Desire is often the motivating force that urges a couple to attempt to create a new life together. In those cases where their efforts to conceive a child by the natural process fail, this desire can become almost unbearable. Mothers and fathers living in the days when the pages of the bible were being penned had none of the array of options offered by modern technology, but they did feel,every bit the intensity of longing experienced by childless couples today. The stories of Abraham and Sarah, Hannah and Elkanah and Elizabeth and Zechariah are the stories of real people, not distilled archetypal fables. If we zoom in and take a look in 1 Samuel 1, we read the account of Hannah and Elkanah. He was married to two women, in the day when polygamy was prevalent. (The bible gives accounts of, not permission for this practice.) Hannah was childless, whilst Peninnah had two children. The story describes the brokenhearted prayers that this woman uttered to God on their yearly trip to make sacrifices at Shiloh. She was unable to speak because of her grief; incoherent groans were all she could muster. Eli the ageing priest, known more for compromise than cutting edge discernment, presumes Hannah to be drunk and rebukes her for her apparent irreverence.

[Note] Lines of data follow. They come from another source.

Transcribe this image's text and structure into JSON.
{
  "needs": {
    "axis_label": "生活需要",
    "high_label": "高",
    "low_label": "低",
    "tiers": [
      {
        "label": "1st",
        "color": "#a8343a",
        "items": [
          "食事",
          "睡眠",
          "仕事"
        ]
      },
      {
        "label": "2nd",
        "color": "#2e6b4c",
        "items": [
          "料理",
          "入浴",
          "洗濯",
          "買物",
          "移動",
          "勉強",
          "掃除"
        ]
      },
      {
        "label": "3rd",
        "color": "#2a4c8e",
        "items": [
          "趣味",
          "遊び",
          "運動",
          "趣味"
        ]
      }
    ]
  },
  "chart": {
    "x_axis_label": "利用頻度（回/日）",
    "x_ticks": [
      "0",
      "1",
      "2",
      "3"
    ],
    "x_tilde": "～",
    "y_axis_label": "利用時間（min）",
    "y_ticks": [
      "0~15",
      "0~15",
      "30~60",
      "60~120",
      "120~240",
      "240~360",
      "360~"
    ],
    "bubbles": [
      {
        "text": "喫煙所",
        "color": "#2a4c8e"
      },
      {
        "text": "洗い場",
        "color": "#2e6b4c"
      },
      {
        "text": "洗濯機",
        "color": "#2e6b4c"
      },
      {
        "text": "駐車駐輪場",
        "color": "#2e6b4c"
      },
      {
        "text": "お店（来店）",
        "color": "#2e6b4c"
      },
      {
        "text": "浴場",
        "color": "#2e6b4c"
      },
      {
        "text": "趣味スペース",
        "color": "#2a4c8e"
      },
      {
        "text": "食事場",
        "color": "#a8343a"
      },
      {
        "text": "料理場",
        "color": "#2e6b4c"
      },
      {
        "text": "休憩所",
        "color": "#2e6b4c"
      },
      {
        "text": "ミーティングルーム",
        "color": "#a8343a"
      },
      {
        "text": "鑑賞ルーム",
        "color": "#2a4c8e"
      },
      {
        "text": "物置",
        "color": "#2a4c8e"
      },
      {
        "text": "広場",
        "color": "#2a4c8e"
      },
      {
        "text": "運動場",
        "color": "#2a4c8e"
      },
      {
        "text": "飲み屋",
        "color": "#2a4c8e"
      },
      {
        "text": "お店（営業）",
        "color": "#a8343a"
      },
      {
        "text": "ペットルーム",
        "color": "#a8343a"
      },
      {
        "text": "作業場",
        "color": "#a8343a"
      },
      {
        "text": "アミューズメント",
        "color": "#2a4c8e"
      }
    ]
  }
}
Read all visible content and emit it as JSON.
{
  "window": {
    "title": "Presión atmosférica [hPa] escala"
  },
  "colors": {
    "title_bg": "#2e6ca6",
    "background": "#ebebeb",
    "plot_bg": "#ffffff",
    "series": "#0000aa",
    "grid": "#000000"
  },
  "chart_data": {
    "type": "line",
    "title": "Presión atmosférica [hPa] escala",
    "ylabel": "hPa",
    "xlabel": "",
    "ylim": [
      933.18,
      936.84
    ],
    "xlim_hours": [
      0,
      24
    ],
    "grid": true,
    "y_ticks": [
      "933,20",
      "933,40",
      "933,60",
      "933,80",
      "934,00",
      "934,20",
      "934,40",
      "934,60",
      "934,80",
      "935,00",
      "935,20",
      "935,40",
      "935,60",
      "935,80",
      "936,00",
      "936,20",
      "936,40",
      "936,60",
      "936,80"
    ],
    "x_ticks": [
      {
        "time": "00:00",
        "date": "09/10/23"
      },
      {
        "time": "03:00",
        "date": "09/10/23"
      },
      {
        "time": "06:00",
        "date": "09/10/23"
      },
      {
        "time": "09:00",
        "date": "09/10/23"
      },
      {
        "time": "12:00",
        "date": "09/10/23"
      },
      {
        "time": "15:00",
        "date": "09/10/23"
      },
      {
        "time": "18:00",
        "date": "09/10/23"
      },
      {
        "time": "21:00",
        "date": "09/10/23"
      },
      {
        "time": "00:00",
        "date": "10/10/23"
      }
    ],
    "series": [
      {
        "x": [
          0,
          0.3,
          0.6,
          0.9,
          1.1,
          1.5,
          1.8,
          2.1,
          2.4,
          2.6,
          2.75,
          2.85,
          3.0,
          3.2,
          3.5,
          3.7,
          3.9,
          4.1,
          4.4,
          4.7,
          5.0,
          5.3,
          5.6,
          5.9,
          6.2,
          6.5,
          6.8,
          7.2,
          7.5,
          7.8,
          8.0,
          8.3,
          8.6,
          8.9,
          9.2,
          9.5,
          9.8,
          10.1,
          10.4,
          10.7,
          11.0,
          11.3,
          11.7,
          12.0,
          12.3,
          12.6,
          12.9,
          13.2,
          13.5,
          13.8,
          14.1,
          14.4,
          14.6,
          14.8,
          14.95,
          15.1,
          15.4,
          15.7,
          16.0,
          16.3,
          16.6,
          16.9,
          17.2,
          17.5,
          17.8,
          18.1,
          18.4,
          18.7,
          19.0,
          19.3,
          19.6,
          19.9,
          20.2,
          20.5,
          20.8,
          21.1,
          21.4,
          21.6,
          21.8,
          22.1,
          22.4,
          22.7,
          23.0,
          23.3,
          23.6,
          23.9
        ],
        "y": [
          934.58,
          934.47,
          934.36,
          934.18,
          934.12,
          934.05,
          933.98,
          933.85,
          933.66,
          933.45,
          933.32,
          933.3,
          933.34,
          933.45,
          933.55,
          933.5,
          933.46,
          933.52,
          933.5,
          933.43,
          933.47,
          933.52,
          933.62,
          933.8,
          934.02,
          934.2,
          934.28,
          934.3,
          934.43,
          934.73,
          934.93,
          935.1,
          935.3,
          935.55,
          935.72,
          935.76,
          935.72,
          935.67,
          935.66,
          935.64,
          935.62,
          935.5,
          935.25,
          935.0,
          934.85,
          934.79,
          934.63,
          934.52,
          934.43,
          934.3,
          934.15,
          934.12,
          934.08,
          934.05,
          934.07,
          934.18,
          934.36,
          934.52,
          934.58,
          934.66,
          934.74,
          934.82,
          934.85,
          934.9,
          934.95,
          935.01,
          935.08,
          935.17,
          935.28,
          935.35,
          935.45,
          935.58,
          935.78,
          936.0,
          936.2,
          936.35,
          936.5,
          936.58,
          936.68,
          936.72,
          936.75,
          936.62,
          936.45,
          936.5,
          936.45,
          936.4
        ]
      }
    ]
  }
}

The poor broken woman is mortified that her desperate cries to God should be interpreted in this way, prompting the priest to hurriedly bless her. But in the depths of her longing she promised God that if he would just give her the joy of bearing a son, she would give him to God, just as soon as she had stopped breastfeeding him. Samuel was just a little boy when his mother brought him to the very place where she had prayed for him and left him with the priest. This whole story is so far away from a Western 21st Century way of thinking. Our minds boggle at the safeguarding issues raised by a little boy sleeping in whatever building housed the Ark of the Covenant and the golden lamp stand in those days. But as the story unfolds we see a young person growing up in the presence of God. He learned to hear the voice of God even in a culture of spiritual apathy and moral decline. He became a deliverer for the whole nation of Israel, re-establishing them as a nation governed by God. He was such an outstanding prophet, that God ensured that every word spoken by Samuel, he himself authenticated and made sure it happened. Wow!
So, what’s my point? God wants our prayers in order to release his breakthrough. Breakthrough for the nation of Israel sometimes looked like a baby for a childless couple, sometimes like an edict from a pagan king—always it came as a result of a heart cry to God. At the time of the birth of Jesus there appear a number of characters who had been praying and crying out to God for the Messiah for decades. An old man named Simeon—God had promised him he would not die until he saw the Messiah—and an old widow named Anna (same name at Hannah, incidentally). All Anna did with her adult life was pray. God spoke to her that morning that her breakthrough had come. Her breakthrough? His breakthrough. She arrived at the temple only to see Mary, Joseph and the tiny baby appear.
When it gets personal; when our prayers come from the deepest place of desire; when we find ourselves groaning as if in labour, we can expect breakthrough. When God’s prayers are our prayers, our breakthrough is his breakthrough.